Last issue, the Phantom discovered that a cult his ancestors had destroyed emerged from the ashes in a new eerie form. The Eastern Dark captured the Phantom and his companion Jaime, a woman he saved in a previous adventure. Jaime's slated for sacrifice. Bad news for the cult. She's under the protection of the Ghost Who Walks.
You're not buying The Phantom for a deep discussion about Proust. You're buying The Ghost Who Walks to see the Phantom brand his skull ring on the jaws of plug-uglies, and that's what you get. The Phantom escapes from his cell, beats the living crap out of the Eastern Dark and rescues Jaime. That's bliss.

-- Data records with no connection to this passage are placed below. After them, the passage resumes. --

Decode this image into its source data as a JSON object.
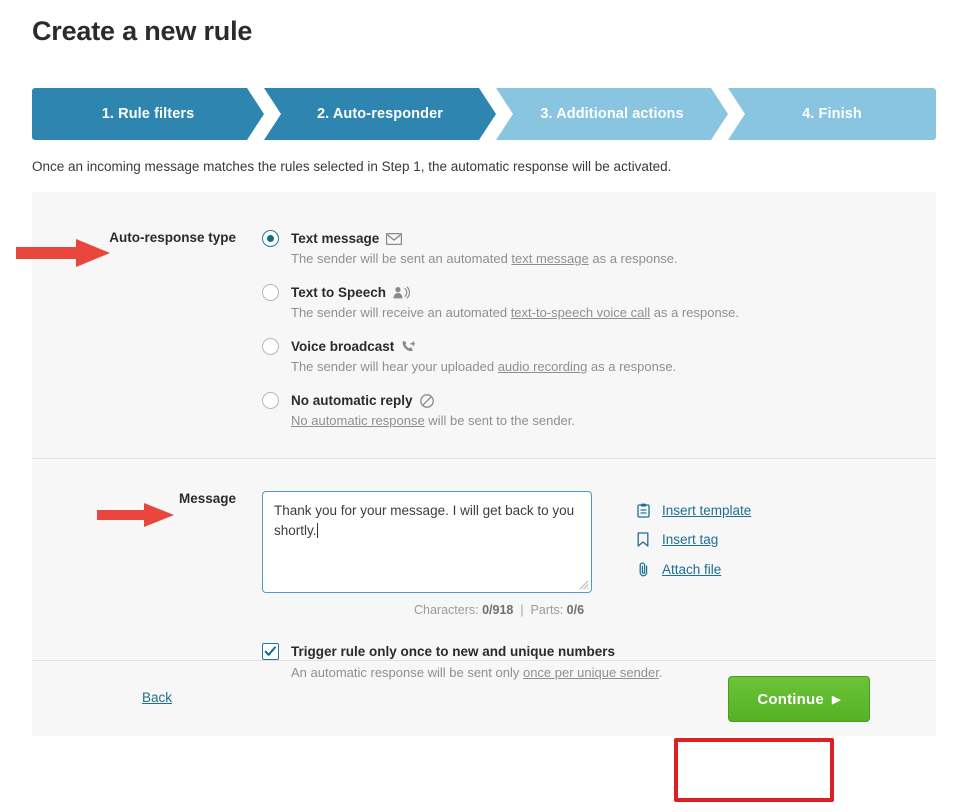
{
  "page": {
    "title": "Create a new rule",
    "intro": "Once an incoming message matches the rules selected in Step 1, the automatic response will be activated."
  },
  "wizard": {
    "steps": [
      {
        "label": "1. Rule filters",
        "state": "active"
      },
      {
        "label": "2. Auto-responder",
        "state": "active"
      },
      {
        "label": "3. Additional actions",
        "state": "inactive"
      },
      {
        "label": "4. Finish",
        "state": "inactive"
      }
    ],
    "active_color": "#2e86b0",
    "inactive_color": "#89c4e0"
  },
  "auto_response": {
    "label": "Auto-response type",
    "options": [
      {
        "title": "Text message",
        "icon": "envelope-icon",
        "selected": true,
        "desc_before": "The sender will be sent an automated ",
        "desc_link": "text message",
        "desc_after": " as a response."
      },
      {
        "title": "Text to Speech",
        "icon": "person-speaking-icon",
        "selected": false,
        "desc_before": "The sender will receive an automated ",
        "desc_link": "text-to-speech voice call",
        "desc_after": " as a response."
      },
      {
        "title": "Voice broadcast",
        "icon": "phone-broadcast-icon",
        "selected": false,
        "desc_before": "The sender will hear your uploaded ",
        "desc_link": "audio recording",
        "desc_after": " as a response."
      },
      {
        "title": "No automatic reply",
        "icon": "no-entry-icon",
        "selected": false,
        "desc_before": "",
        "desc_link": "No automatic response",
        "desc_after": " will be sent to the sender."
      }
    ]
  },
  "message": {
    "label": "Message",
    "value": "Thank you for your message. I will get back to you shortly.",
    "placeholder": "",
    "links": [
      {
        "label": "Insert template",
        "icon": "clipboard-icon"
      },
      {
        "label": "Insert tag",
        "icon": "bookmark-icon"
      },
      {
        "label": "Attach file",
        "icon": "paperclip-icon"
      }
    ],
    "counter": {
      "characters_label": "Characters:",
      "characters_value": "0/918",
      "separator": "|",
      "parts_label": "Parts:",
      "parts_value": "0/6"
    }
  },
  "trigger_once": {
    "checked": true,
    "title": "Trigger rule only once to new and unique numbers",
    "desc_before": "An automatic response will be sent only ",
    "desc_link": "once per unique sender",
    "desc_after": "."
  },
  "footer": {
    "back_label": "Back",
    "continue_label": "Continue",
    "continue_arrow": "▶",
    "continue_color": "#5cb82b"
  },
  "annotations": {
    "arrow_color": "#e8463c",
    "highlight_color": "#e02020",
    "arrow_1_target": "Auto-response type",
    "arrow_2_target": "Message",
    "highlight_target": "Continue"
  }
}
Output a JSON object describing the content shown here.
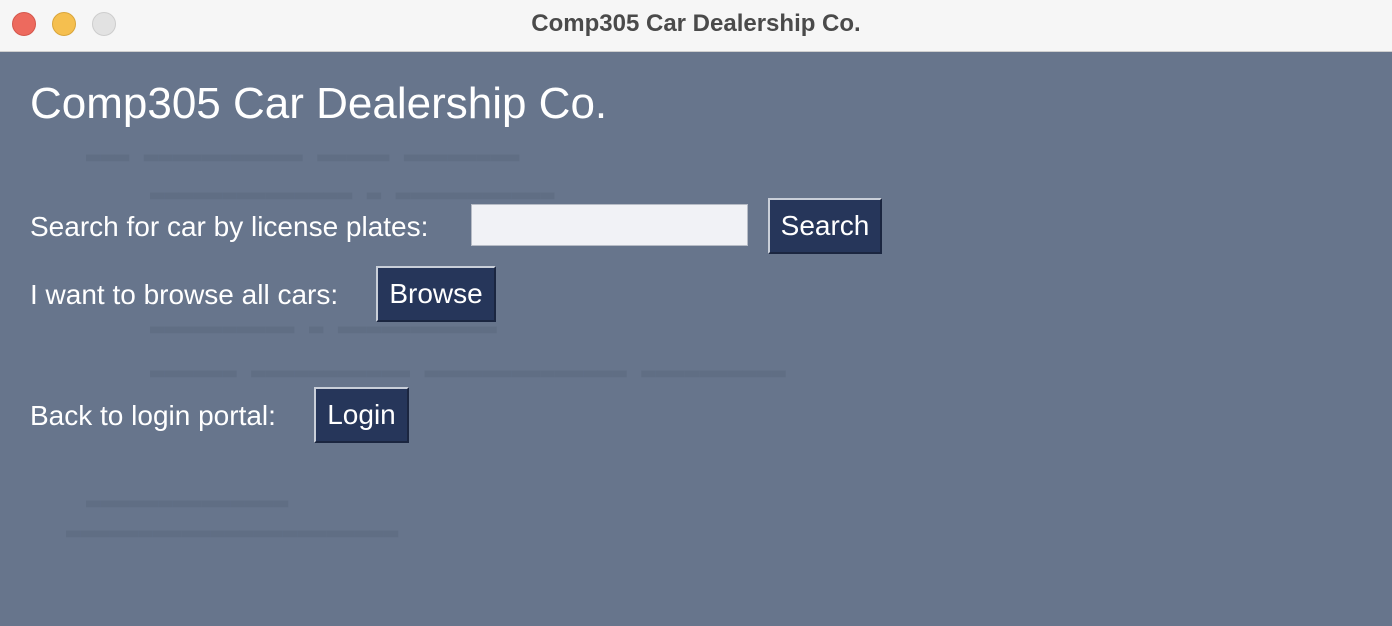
{
  "window": {
    "title": "Comp305 Car Dealership Co."
  },
  "main": {
    "heading": "Comp305 Car Dealership Co.",
    "search": {
      "label": "Search for car by license plates:",
      "value": "",
      "placeholder": "",
      "button_label": "Search"
    },
    "browse": {
      "label": "I want to browse all cars:",
      "button_label": "Browse"
    },
    "login": {
      "label": "Back to login portal:",
      "button_label": "Login"
    }
  },
  "colors": {
    "background": "#67758c",
    "button": "#26365a",
    "input": "#f1f2f6",
    "text": "#ffffff"
  }
}
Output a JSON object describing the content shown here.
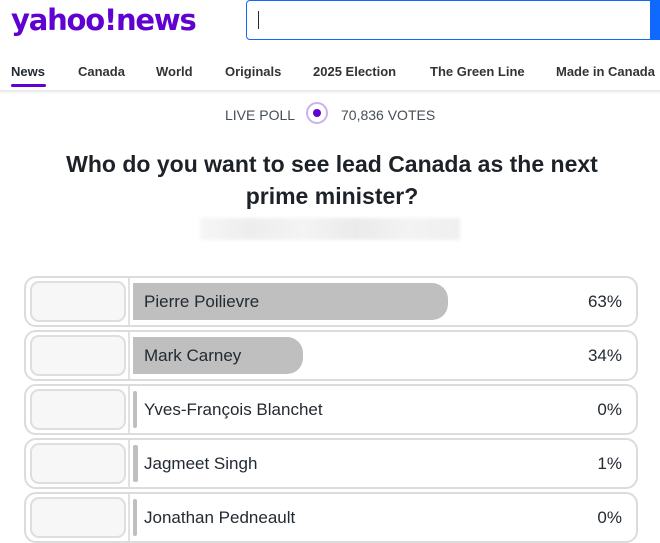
{
  "header": {
    "logo_text": "yahoo!news",
    "search_value": ""
  },
  "nav": {
    "items": [
      {
        "label": "News",
        "active": true
      },
      {
        "label": "Canada",
        "active": false
      },
      {
        "label": "World",
        "active": false
      },
      {
        "label": "Originals",
        "active": false
      },
      {
        "label": "2025 Election",
        "active": false
      },
      {
        "label": "The Green Line",
        "active": false
      },
      {
        "label": "Made in Canada",
        "active": false
      }
    ]
  },
  "poll": {
    "live_label": "LIVE POLL",
    "votes_label": "70,836 VOTES",
    "question": "Who do you want to see lead Canada as the next prime minister?",
    "options": [
      {
        "name": "Pierre Poilievre",
        "percent_label": "63%",
        "fill_fraction": 0.63
      },
      {
        "name": "Mark Carney",
        "percent_label": "34%",
        "fill_fraction": 0.34
      },
      {
        "name": "Yves-François Blanchet",
        "percent_label": "0%",
        "fill_fraction": 0.0
      },
      {
        "name": "Jagmeet Singh",
        "percent_label": "1%",
        "fill_fraction": 0.01
      },
      {
        "name": "Jonathan Pedneault",
        "percent_label": "0%",
        "fill_fraction": 0.0
      }
    ],
    "fill_color": "#bfbfbf"
  },
  "colors": {
    "brand": "#6001d2",
    "search_accent": "#0f69ff"
  }
}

Sylvestre Szilagyi makes you feel every hit. The way Szilagyi orchestrates the Phantom's moves speaks of the Phantom's power. The Phantom throws his some two-hundred-and-ten pounds of muscle into every strike. They say the Phantom has the "power of ten tigers." Brother, you had better believe it. That's got to hurt.
Szilagyi delights in depicting the Phantom shattering masks to unveil wondrous looks of excruciating pain. I mean, let's think about this. Each of the Phantom's blow is breaking apart a wooden mask. The impact of each blow is still smashing a scumball's face and the impetus of the smackdown still scars the thug for life as he plummets unconscious to the ground. That is wicked strength. Bob Pedroza for the new series darkened the Phantom's purples. As a result, he cuts an even meaner figure. Letterer Josh Aitken employs a neat psychological trick. He encompasses the Phantom's speech balloons in purple. It tricks you into "hearing" a deeper timbre. In my head, this rebooted Phantom sounds like Mighty Mightor from Hanna-Barbera cartoons. His voice echoes. It seems to come at you from a tunnel.
All of these factors give The Phantom an easy four bullets, but Bullock wasn't just satisfied introducing weird foes for the Phantom to pummel. He also gives the Phantom's enemies a strong rationale for resuscitating the Eastern Dark legend. He ties them into a nasty crime based on a classic urban legend. Bullock, however, is smart enough to build on the crime and create realism through technology and a lack of basic morality among modern criminals. The Ghost Who Walks earns my highest recommendation.